Hi @codemonkee & @LeftBrainCo!
Let me try to explain how User Mode & Service Mode are different:

  • User Mode - All the Robot’s components(Service, Executor, Tray) live on the user’s session and run with current user’s permissions. Also, the Service is not started automatically. It’s started whenever you first open the Tray and it’s using the same authorization as the Tray. When you click to start a process, the Tray goes to the Service and the Service spawns an Executor (with the same permissions as the Service) and instructs it to execute the process. So, as you see: the Executor will run with the same permissions as the Tray. I think that’s why you (@codemonkee) could access resources that require elevation.

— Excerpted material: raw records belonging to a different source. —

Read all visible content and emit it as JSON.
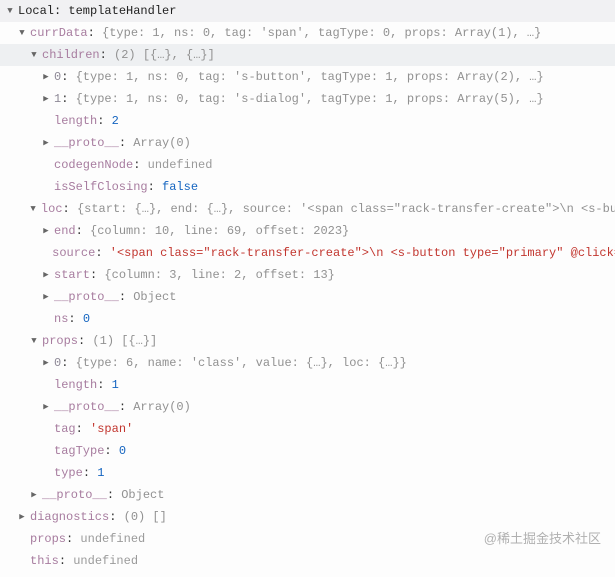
{
  "header": {
    "label": "Local: templateHandler"
  },
  "tree": {
    "currData": {
      "label": "currData",
      "preview": "{type: 1, ns: 0, tag: 'span', tagType: 0, props: Array(1), …}",
      "children": {
        "label": "children",
        "summary": "(2) [{…}, {…}]",
        "items": [
          {
            "idx": "0",
            "preview": "{type: 1, ns: 0, tag: 's-button', tagType: 1, props: Array(2), …}"
          },
          {
            "idx": "1",
            "preview": "{type: 1, ns: 0, tag: 's-dialog', tagType: 1, props: Array(5), …}"
          }
        ],
        "length": {
          "label": "length",
          "value": "2"
        },
        "proto": {
          "label": "__proto__",
          "value": "Array(0)"
        }
      },
      "codegenNode": {
        "label": "codegenNode",
        "value": "undefined"
      },
      "isSelfClosing": {
        "label": "isSelfClosing",
        "value": "false"
      },
      "loc": {
        "label": "loc",
        "preview": "{start: {…}, end: {…}, source: '<span class=\"rack-transfer-create\">\\n    <s-bu……",
        "end": {
          "label": "end",
          "preview": "{column: 10, line: 69, offset: 2023}"
        },
        "source": {
          "label": "source",
          "value": "'<span class=\"rack-transfer-create\">\\n    <s-button type=\"primary\" @click=\"…"
        },
        "start": {
          "label": "start",
          "preview": "{column: 3, line: 2, offset: 13}"
        },
        "proto": {
          "label": "__proto__",
          "value": "Object"
        }
      },
      "ns": {
        "label": "ns",
        "value": "0"
      },
      "props": {
        "label": "props",
        "summary": "(1) [{…}]",
        "items": [
          {
            "idx": "0",
            "preview": "{type: 6, name: 'class', value: {…}, loc: {…}}"
          }
        ],
        "length": {
          "label": "length",
          "value": "1"
        },
        "proto": {
          "label": "__proto__",
          "value": "Array(0)"
        }
      },
      "tag": {
        "label": "tag",
        "value": "'span'"
      },
      "tagType": {
        "label": "tagType",
        "value": "0"
      },
      "type": {
        "label": "type",
        "value": "1"
      },
      "proto": {
        "label": "__proto__",
        "value": "Object"
      }
    },
    "diagnostics": {
      "label": "diagnostics",
      "summary": "(0) []"
    },
    "propsScope": {
      "label": "props",
      "value": "undefined"
    },
    "thisScope": {
      "label": "this",
      "value": "undefined"
    }
  },
  "watermark": "@稀土掘金技术社区"
}
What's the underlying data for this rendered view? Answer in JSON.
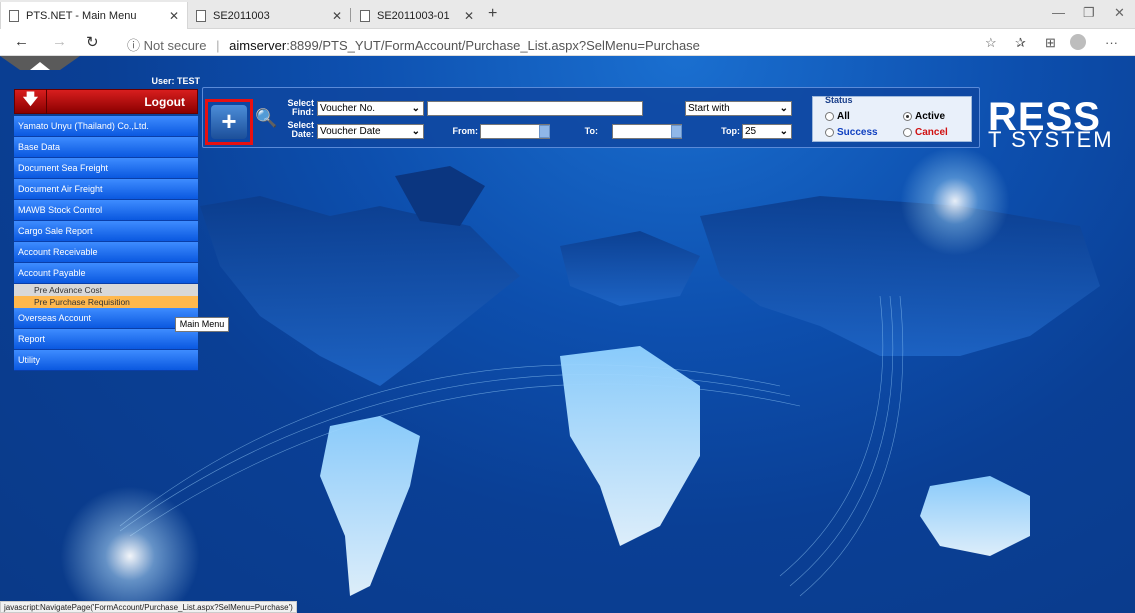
{
  "browser": {
    "tabs": [
      {
        "label": "PTS.NET - Main Menu"
      },
      {
        "label": "SE2011003"
      },
      {
        "label": "SE2011003-01"
      }
    ],
    "address": {
      "not_secure": "Not secure",
      "host": "aimserver",
      "path": ":8899/PTS_YUT/FormAccount/Purchase_List.aspx?SelMenu=Purchase"
    }
  },
  "header": {
    "user_label": "User: TEST",
    "logout_label": "Logout"
  },
  "menu": {
    "items": [
      {
        "label": "Yamato Unyu (Thailand) Co.,Ltd."
      },
      {
        "label": "Base Data"
      },
      {
        "label": "Document Sea Freight"
      },
      {
        "label": "Document Air Freight"
      },
      {
        "label": "MAWB Stock Control"
      },
      {
        "label": "Cargo Sale Report"
      },
      {
        "label": "Account Receivable"
      },
      {
        "label": "Account Payable"
      },
      {
        "label": "Overseas Account"
      },
      {
        "label": "Report"
      },
      {
        "label": "Utility"
      }
    ],
    "subitems": [
      {
        "label": "Pre Advance Cost"
      },
      {
        "label": "Pre Purchase Requisition"
      }
    ],
    "tooltip": "Main Menu"
  },
  "search": {
    "select_find_label_1": "Select",
    "select_find_label_2": "Find:",
    "select_find_value": "Voucher No.",
    "find_mode": "Start with",
    "select_date_label_1": "Select",
    "select_date_label_2": "Date:",
    "select_date_value": "Voucher Date",
    "from_label": "From:",
    "to_label": "To:",
    "top_label": "Top:",
    "top_value": "25"
  },
  "status": {
    "legend": "Status",
    "all": "All",
    "active": "Active",
    "success": "Success",
    "cancel": "Cancel"
  },
  "brand": {
    "line1": "RESS",
    "line2": "T SYSTEM"
  },
  "statusbar": "javascript:NavigatePage('FormAccount/Purchase_List.aspx?SelMenu=Purchase')"
}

The bad part about the User Mode is that it cannot create User Sessions (cannot log in) thus it can’t really be used in unattended. You have to be logged in on that Machine before being able to start a process from Orchestrator.

  • Service Mode - For this setup, the Robot Service is running as a Windows Service in Session 0 under the Local System user. It always runs and it always keeps the connection with Orchestrator open. Whenever Orchestrator says a process needs to run, the Service creates a new Windows Session for the User (set up in Orchestrator’s Robot) and in that Session, it spawns the Executor with normal user rights. From unattended we don’t and we’ll never support running processes with elevated rights. It’s too big of a security risk. If Orchestrator gets compromised, it means the attacker would also have admin access to all the machines connected to it.

@codemonkee, for your problem I don’t have an out of the box solution. But there may be others that managed to find a solution for it.